The article clearly highlighted how none of the interventions for severe personality disorders was entirely satisfactory. No one has disagreed with the methodological issues I raised about the evaluation of the Henderson-type model or the lack of research evidence to provide central funds for further units. I also discussed several of the weaknesses of dialectical behavioural therapy, such as small study numbers and the relative lack of expertise in the United Kingdom. Bateman and Fonagy have added a few more.
The authors of two letters have criticised my article on the basis of anticipated research findings (Haigh) or publications in press (Bateman and Fonagy), making a response difficult. Bateman and Fonagy state that their forthcoming review takes into account case identification, comorbidity, randomisation, specificity of treatment, context of treatment, and meaningful outcome measurement. In that case, have they included the research from the Henderson Hospital in their review? If they have, how have they dealt with the methodological flaws I have highlighted? If they have not, what is the relevance to the issue of central funding for Henderson-type units?

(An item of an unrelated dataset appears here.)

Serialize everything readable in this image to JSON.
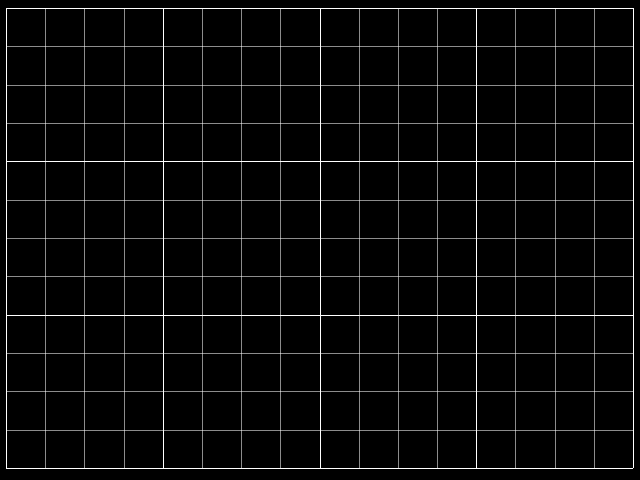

Parry is right to say that the NHS strategic review highlighted how the paucity of controlled treatment trials weakened the recommendations it could make for the treatment of personality disorder. The fact remains that the review concluded that the strongest evidence for efficacy was for dialectical behavioural therapy, and that this was at variance from the Reed report, which favoured therapeutic communities.1 Indeed, therapeutic communities are not mentioned at all in the one paragraph that the strategic review devotes to the efficacy and effectiveness of psychotherapies for personality disorder (paragraph 4.2.5.9).2
Everyone agrees that more research is needed and that a wide range of treatment packages should be purchased. Why then has only the Henderson-type model received central funding? It is more appropriate to acknowledge openly the limits of evidence based medicine than to rely on flawed studies that give the illusion that evidence exists. Let us be honest about how, when, and if we use research evidence.